3) Can antagonistic coevolution lead to increased diversity? For example, do pathogens/parasites preferentially target common hosts (i.e. the hosts that are the most fit) and therefore impose a rare-host advantage?

Morella, N. M., Gomez, A. L., Wang, G., Leung, M. S., & Koskella, B. (2018). The impact of bacteriophages on phyllosphere bacterial abundance and composition. Molecular ecology, 27(8), 2025-2038.

Koskella, B., & Lively, C. M. (2009). Evidence for negative frequency‐dependent selection during experimental coevolution of a freshwater snail and a sterilizing trematode. Evolution: International Journal of Organic Evolution, 63(9), 2213-2221.

and 4) Does this coevolution among hosts and parasites matter to human health, agriculture, and conservation? Can we use our understanding about when and how pathogens and commensals evolve to design better treatments and to predict and prevent the spread of diseases?

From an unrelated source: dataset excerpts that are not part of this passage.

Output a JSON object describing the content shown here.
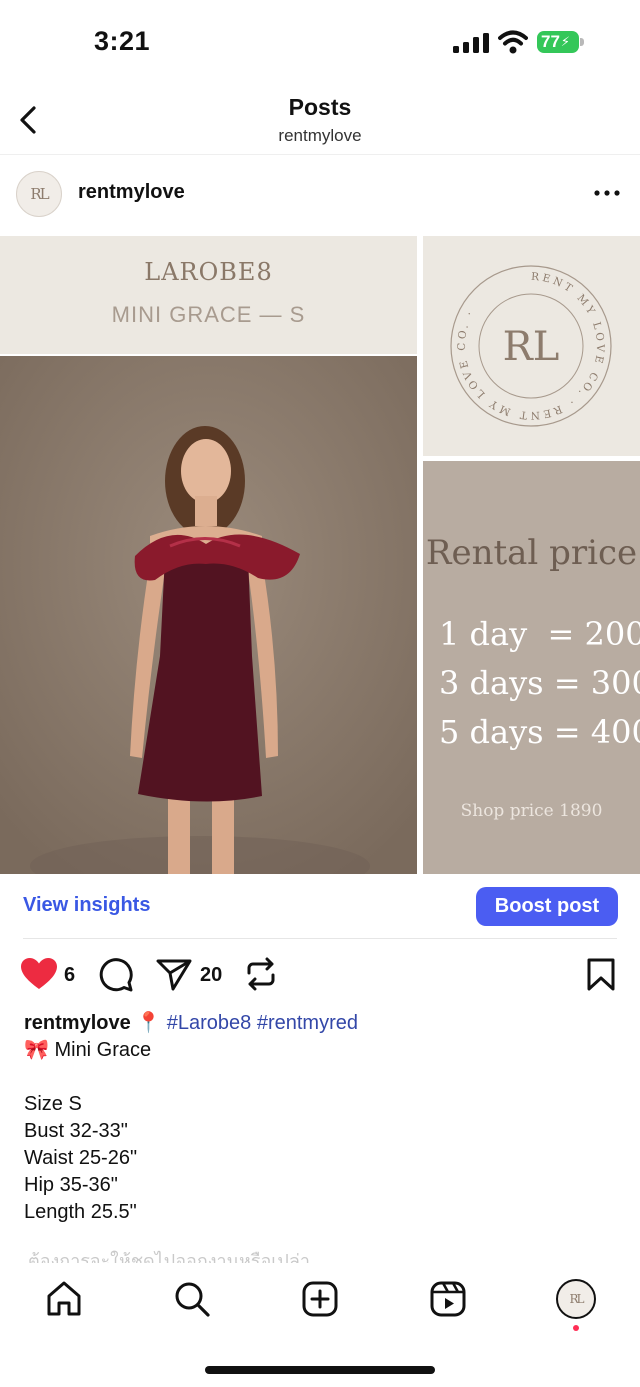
{
  "status_bar": {
    "time": "3:21",
    "battery": "77"
  },
  "header": {
    "title": "Posts",
    "subtitle": "rentmylove"
  },
  "post": {
    "author": "rentmylove",
    "image": {
      "brand": "LAROBE8",
      "model": "MINI GRACE — S",
      "logo_monogram": "RL",
      "logo_ring_text": "RENT MY LOVE CO. · RENT MY LOVE CO. ·",
      "price_title": "Rental price",
      "prices": [
        "1 day  = 200",
        "3 days = 300",
        "5 days = 400"
      ],
      "shop_price": "Shop price 1890"
    },
    "insights_label": "View insights",
    "boost_label": "Boost post",
    "likes": "6",
    "shares": "20",
    "caption": {
      "user": "rentmylove",
      "pin": "📍",
      "tags": "#Larobe8 #rentmyred",
      "line1": "🎀 Mini Grace",
      "details": [
        "Size S",
        "Bust 32-33\"",
        "Waist 25-26\"",
        "Hip 35-36\"",
        "Length 25.5\""
      ],
      "truncated": "ต้องการจะให้ชุดไปออกงานหรือเปล่า"
    }
  },
  "icons": {
    "back": "chevron-left-icon",
    "more": "more-horizontal-icon",
    "like": "heart-icon",
    "comment": "comment-icon",
    "share": "send-icon",
    "repost": "repost-icon",
    "save": "bookmark-icon",
    "home": "home-icon",
    "search": "search-icon",
    "create": "plus-square-icon",
    "reels": "reels-icon"
  },
  "colors": {
    "accent": "#4b5df2",
    "link": "#3a58e4",
    "like": "#ed2b41",
    "hashtag": "#3347a8"
  }
}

Koskella, B., & Taylor, T. B. (2018). Multifaceted impacts of bacteriophages in the plant microbiome. 手机浏览器下载完美解决方案 迅雷云加速UC应用端:2021-8-19 · 迅雷云加速是迅雷网络的一项增值服务,该服务通过迅雷网络旗下产品向互联网用户提供大容量数据加速传输到本地,提高用户的宽带利用率。 而随着近年来迅雷在移动端布局的加速,云加速在其手机端旗舰产品手机迅雷中也得到了很好的应用。, 56, 361-380.

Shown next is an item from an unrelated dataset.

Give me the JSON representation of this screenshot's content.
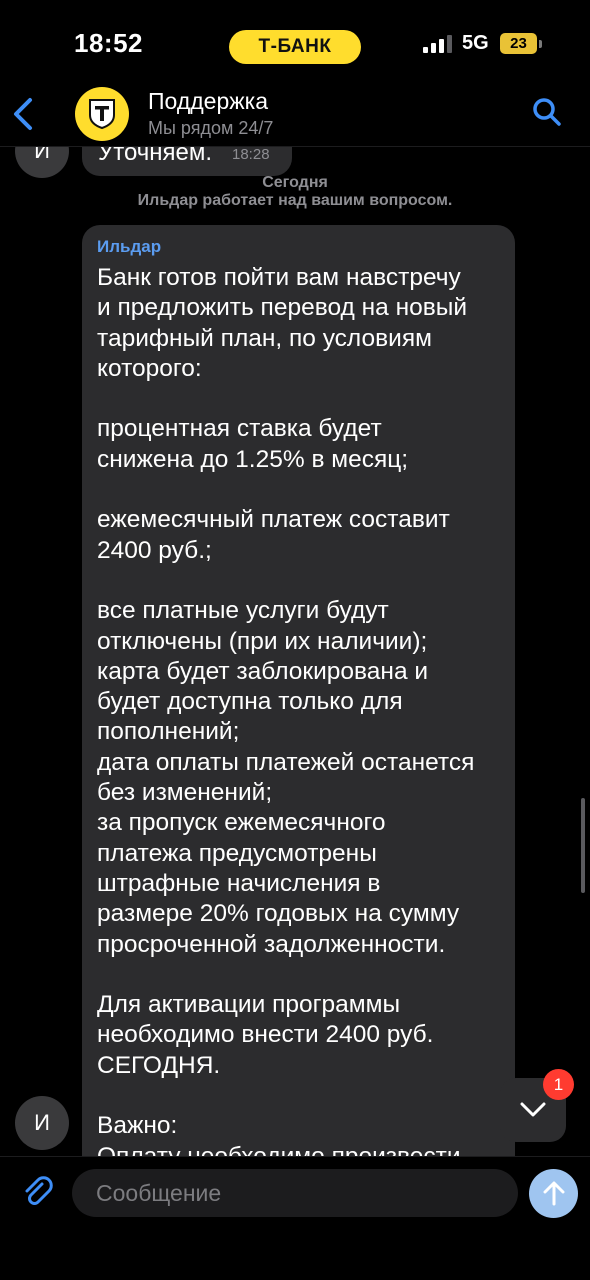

Lin, D., & Koskella, B. (2015). Friend and foe: factors influencing the movement of the bacterium Helicobacter pylori along the parasitism–mutualism continuum. 网络加速器加速软件, 8(1), 9-22.

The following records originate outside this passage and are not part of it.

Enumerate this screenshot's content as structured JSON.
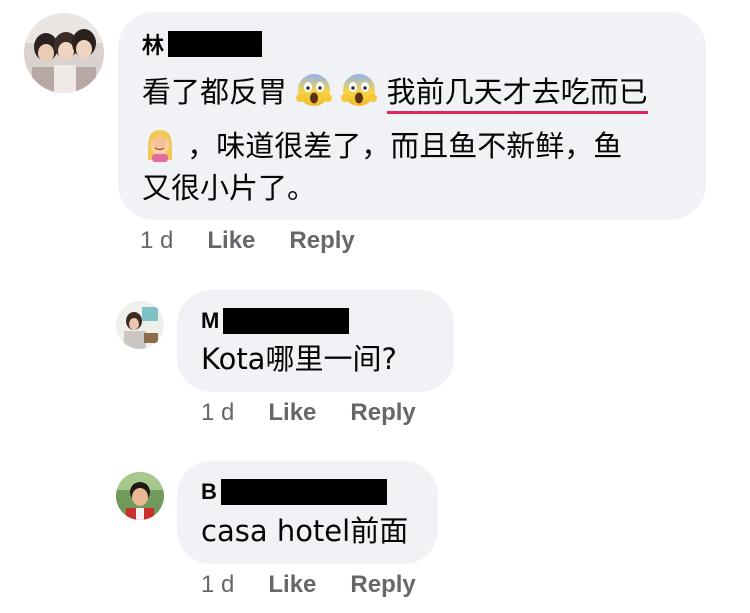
{
  "comments": [
    {
      "author_initial": "林",
      "lines": [
        "看了都反胃",
        "我前几天才去吃而已",
        "，味道很差了，而且鱼不新鲜，鱼",
        "又很小片了。"
      ],
      "time": "1 d",
      "like_label": "Like",
      "reply_label": "Reply"
    },
    {
      "author_initial": "M",
      "text": "Kota哪里一间?",
      "time": "1 d",
      "like_label": "Like",
      "reply_label": "Reply"
    },
    {
      "author_initial": "B",
      "text": "casa hotel前面",
      "time": "1 d",
      "like_label": "Like",
      "reply_label": "Reply"
    }
  ],
  "icons": {
    "scream_emoji": "face-screaming-in-fear-icon",
    "facepalm_emoji": "woman-facepalming-icon"
  },
  "colors": {
    "bubble": "#f0f2f5",
    "underline": "#e0245e",
    "meta_text": "#65676b"
  }
}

Meaden, S., & Koskella, B. (2013). Exploring the risks of phage application in the environment. Frontiers in microbiology, 4, 358.

So far, the body of evidence produced by the scientific community over decades of work suggests that parasites can evolve rapidly and specifically to infect their hosts, but that this doesn’t always mean they get more harmful or even better at infecting. There is also clear evidence that hosts respond by evolving increased resistance, and that this often comes at a cost such as decreased growth or reproduction. This ongoing coevolution, in which neither parasite nor host is winning the battle has been called ‘Red Queen’ dynamics, based on the idea from “Alice Through the Looking Glass” that you have to run as fast as you can just to stay in the same place. At last these ideas are beginning to be incorporated into the design and use of drug treatments (sometimes referred to as Darwinian Medicine) and used to build predictive models of disease spread in our increasingly-connected world. My work has taken advantage of a very powerful approach to address these questions by experimentally evolving hosts and parasites in the laboratory, therefore controlling for all the other “noise” out there in nature (Brockhurst & Koskella 2013). However, I always try to go back to nature’s microcosm to find out whether what holds true in the lab can be used to explain what we see in the real world.